European politicians have learned there are limits to America’s military commitment to their continent, prompting a historic push for increased defense spending and security cooperation.
Geopolitical strategists have watched as China, Iran and North Korea closed ranks behind Russia. Sort of. They have also noticed the limits of these relationships. China is happy to expand trade with Russia, but not at the risk of having its banks sanctioned. North Korea can’t do more than offer ammunition and some troops. Iran is otherwise preoccupied these days.
Political analysts will note that the ungainly political animal known as the European Union has deepened its commitment to common strategies on defense, sanctions, energy, and debt.
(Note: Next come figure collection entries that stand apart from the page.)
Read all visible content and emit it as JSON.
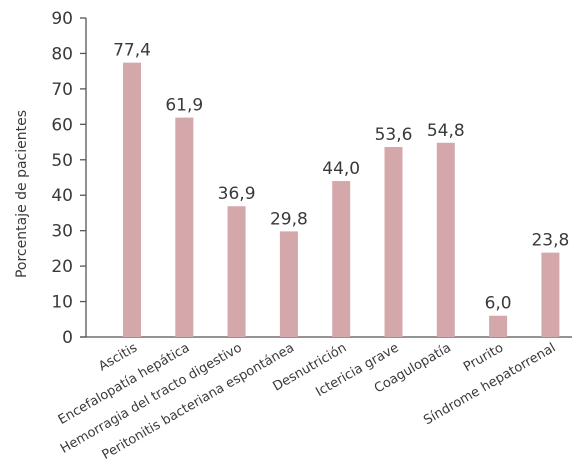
{
  "chart_data": {
    "type": "bar",
    "categories": [
      "Ascitis",
      "Encefalopatía hepática",
      "Hemorragia del tracto digestivo",
      "Peritonitis bacteriana espontánea",
      "Desnutrición",
      "Ictericia grave",
      "Coagulopatía",
      "Prurito",
      "Síndrome hepatorrenal"
    ],
    "values": [
      77.4,
      61.9,
      36.9,
      29.8,
      44.0,
      53.6,
      54.8,
      6.0,
      23.8
    ],
    "data_labels": [
      "77,4",
      "61,9",
      "36,9",
      "29,8",
      "44,0",
      "53,6",
      "54,8",
      "6,0",
      "23,8"
    ],
    "title": "",
    "xlabel": "",
    "ylabel": "Porcentaje de pacientes",
    "ylim": [
      0,
      90
    ],
    "yticks": [
      0,
      10,
      20,
      30,
      40,
      50,
      60,
      70,
      80,
      90
    ],
    "grid": false,
    "bar_color": "#d4a8ab"
  }
}
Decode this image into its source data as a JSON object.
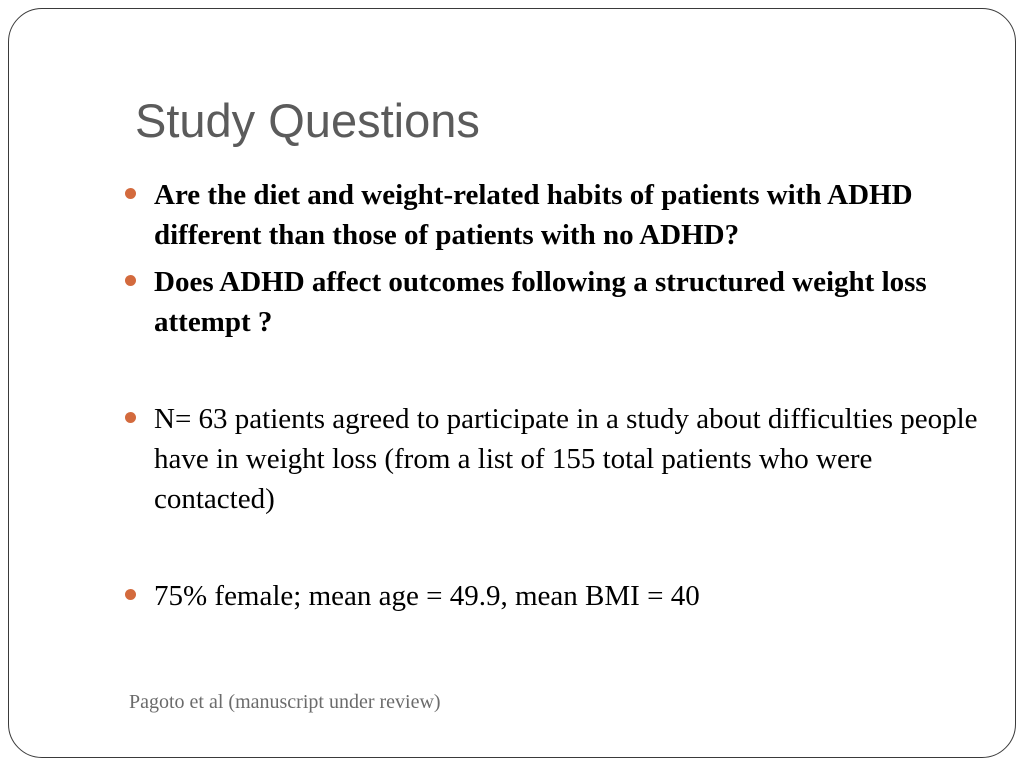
{
  "slide": {
    "title": "Study Questions",
    "bullets": [
      "Are the diet and weight-related habits of patients with ADHD different than those of patients with no ADHD?",
      "Does ADHD affect outcomes following a structured weight loss attempt ?",
      "N= 63 patients agreed to participate in a study about difficulties people have in weight loss (from a list of 155 total patients who were contacted)",
      "75% female; mean age = 49.9, mean BMI = 40"
    ],
    "footnote": "Pagoto et al (manuscript under review)"
  },
  "colors": {
    "bullet_dot": "#d36a3d",
    "title_text": "#5b5b5b",
    "border": "#3a3a3a"
  }
}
Central bankers will feel justified in continuing their effort to diversify away from the dollar, given potential sanctions risks and the increasing unpredictability of U.S. policy.
Nuclear strategists will note that the war has sealed the fate of the crumbling arms control regime that set limits on U.S. and Russian arsenals. Still more notable are the early discussions in France and the United Kingdom about a nuclear umbrella to support continental security independent of the U.S.
Energy analysts now understand that what seemed like an unbreakable addiction to cheap Russian energy can, indeed, be broken. It’s difficult and expensive, but it will be a long time after any peace settlement that Europeans allow themselves to depend so much on Moscow.
Supply chain managers, already attuned to pandemic risks, have become even more careful about diversifying and duplicating arrangements for crucial inputs after all Russian trade evaporated.
Financiers will note a fresh push to debt at the European level, to bolster the euro’s role as a global currency and to create a payments system that does not depend on American credit card giants.
But perhaps investors have the longest list of lessons to draw from Ukraine. They now understand that sanctions can inflict severe damage on an economy, even if they don’t necessarily change its priorities. They will view any potential conflict over Taiwan as a slippery slope toward a disastrous write-down of stranded assets in China. They know they must reconsider Europe’s growth prospects and take a close look at the opportunities presented by expansive new defense spending and industrial policy. They are watching closely for further steps to advance Ukraine’s membership in the European Union and planning quietly for the opportunities that will open up when the fighting stops.
Don’t be fooled by the tragic scenes that seem so reminiscent of the immovable trench warfare of World War I. The battle lines haven’t changed much in four years, but nearly everything else has.